Agreed. But I still don't know what problem we're trying to solve, so I cannot evaluate whether Spark's approach fits Trino users needs. I don't see a need to continue discussion about whether we need a clear issue description. I will leave it up to @jackye1995 to provide one.
I updated the title to target specific features. I think at least exposing configs similar to min-input-files
, delete-file-threshold
would benefit users.
It supports a use pattern where they specify the specific requirements for a table that requires compaction, and then they can just keep running OPTIMIZE without the need to check the preconditions beforehand.

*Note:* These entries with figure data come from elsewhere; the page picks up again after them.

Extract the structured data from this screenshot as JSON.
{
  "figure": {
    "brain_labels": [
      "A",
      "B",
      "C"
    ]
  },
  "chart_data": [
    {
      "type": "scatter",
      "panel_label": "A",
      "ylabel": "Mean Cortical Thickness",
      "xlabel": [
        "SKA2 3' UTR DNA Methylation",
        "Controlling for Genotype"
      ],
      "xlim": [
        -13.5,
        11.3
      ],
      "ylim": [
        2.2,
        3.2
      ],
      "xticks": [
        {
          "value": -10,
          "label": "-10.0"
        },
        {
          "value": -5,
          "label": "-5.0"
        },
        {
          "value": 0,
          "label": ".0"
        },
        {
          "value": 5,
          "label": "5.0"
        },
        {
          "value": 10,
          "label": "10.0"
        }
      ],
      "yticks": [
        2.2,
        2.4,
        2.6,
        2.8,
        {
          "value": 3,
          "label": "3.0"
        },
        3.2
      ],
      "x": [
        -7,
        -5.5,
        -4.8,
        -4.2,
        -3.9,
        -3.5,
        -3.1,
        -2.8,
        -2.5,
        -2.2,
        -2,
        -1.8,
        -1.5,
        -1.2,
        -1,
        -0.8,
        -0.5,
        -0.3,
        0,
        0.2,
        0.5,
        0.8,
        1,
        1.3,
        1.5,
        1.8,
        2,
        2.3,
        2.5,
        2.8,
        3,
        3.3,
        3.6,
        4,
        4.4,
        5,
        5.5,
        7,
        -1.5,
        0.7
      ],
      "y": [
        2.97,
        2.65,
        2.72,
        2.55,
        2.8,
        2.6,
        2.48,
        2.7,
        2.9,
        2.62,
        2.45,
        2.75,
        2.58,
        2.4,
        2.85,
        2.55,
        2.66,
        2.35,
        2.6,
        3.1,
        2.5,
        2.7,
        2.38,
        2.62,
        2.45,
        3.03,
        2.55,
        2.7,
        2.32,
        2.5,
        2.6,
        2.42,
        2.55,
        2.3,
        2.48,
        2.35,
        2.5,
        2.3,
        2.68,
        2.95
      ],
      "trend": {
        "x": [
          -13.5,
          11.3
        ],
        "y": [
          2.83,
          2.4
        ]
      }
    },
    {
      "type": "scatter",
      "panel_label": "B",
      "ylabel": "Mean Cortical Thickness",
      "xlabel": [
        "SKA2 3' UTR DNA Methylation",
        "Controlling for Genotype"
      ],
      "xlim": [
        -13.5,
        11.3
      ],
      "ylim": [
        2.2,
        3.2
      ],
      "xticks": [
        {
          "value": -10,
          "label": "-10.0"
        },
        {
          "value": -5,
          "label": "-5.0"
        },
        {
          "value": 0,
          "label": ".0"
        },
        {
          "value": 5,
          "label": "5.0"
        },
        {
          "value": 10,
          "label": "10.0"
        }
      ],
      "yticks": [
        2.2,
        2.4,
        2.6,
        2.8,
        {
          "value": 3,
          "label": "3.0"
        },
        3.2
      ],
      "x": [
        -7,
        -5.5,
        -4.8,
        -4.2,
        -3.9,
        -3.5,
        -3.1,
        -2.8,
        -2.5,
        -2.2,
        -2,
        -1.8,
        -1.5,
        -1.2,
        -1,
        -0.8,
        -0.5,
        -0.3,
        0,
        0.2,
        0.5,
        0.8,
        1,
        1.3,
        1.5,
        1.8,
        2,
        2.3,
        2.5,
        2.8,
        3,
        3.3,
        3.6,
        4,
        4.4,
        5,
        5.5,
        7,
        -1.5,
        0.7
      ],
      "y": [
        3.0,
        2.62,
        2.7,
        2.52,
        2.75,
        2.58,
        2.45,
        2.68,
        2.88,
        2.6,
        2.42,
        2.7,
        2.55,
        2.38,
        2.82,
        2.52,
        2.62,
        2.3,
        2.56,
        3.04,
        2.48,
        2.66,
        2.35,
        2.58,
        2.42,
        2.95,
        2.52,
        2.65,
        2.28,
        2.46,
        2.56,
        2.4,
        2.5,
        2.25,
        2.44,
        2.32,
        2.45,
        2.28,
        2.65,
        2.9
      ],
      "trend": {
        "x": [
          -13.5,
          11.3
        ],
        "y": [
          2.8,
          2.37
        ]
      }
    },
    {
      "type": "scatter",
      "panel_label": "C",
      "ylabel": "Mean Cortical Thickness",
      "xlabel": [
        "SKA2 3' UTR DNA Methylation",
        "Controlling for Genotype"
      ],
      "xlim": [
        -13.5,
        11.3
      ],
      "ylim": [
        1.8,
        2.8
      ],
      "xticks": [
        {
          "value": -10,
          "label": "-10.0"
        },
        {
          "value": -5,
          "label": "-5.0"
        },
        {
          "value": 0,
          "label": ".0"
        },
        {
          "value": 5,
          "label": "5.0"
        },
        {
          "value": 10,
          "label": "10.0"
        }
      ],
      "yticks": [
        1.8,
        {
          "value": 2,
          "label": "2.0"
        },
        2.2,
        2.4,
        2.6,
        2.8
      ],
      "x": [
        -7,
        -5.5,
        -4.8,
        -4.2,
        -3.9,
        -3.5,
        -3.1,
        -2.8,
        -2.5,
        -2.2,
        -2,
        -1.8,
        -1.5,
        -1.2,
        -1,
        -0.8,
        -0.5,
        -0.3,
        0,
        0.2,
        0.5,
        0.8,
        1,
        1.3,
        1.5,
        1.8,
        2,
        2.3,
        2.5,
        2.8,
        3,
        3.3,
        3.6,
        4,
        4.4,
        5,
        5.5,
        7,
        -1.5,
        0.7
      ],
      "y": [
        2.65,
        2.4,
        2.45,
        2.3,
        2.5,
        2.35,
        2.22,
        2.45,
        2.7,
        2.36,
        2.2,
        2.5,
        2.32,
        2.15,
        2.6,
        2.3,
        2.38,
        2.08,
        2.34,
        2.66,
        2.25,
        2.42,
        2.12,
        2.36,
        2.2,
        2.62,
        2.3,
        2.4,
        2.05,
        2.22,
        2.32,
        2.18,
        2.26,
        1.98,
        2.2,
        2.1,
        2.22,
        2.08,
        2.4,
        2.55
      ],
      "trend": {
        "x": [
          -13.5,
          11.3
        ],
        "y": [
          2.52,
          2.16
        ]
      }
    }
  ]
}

As far as delete-file-threshold
goes (found the details of what that does in the code comment here) if I remember correctly we went with a slightly different approach with compaction in Trino. The optimize
procedure should be compacting any data files that have any deletes associated with them, effectively that delete-file-threshold
value is hard-coded to 1.
Configurations in Spark
RewriteDataFiles
procedure could be supported in Trino, likemin-input-files
,delete-file-threshold
, etc.https://github.com/apache/iceberg/blob/master/core/src/main/java/org/apache/iceberg/actions/BinPackStrategy.java#L58
This could be done by checking Iceberg snapshot summary to determine if compaction is needed or not, and have more logic to determine which file scan task to include based on size boundary.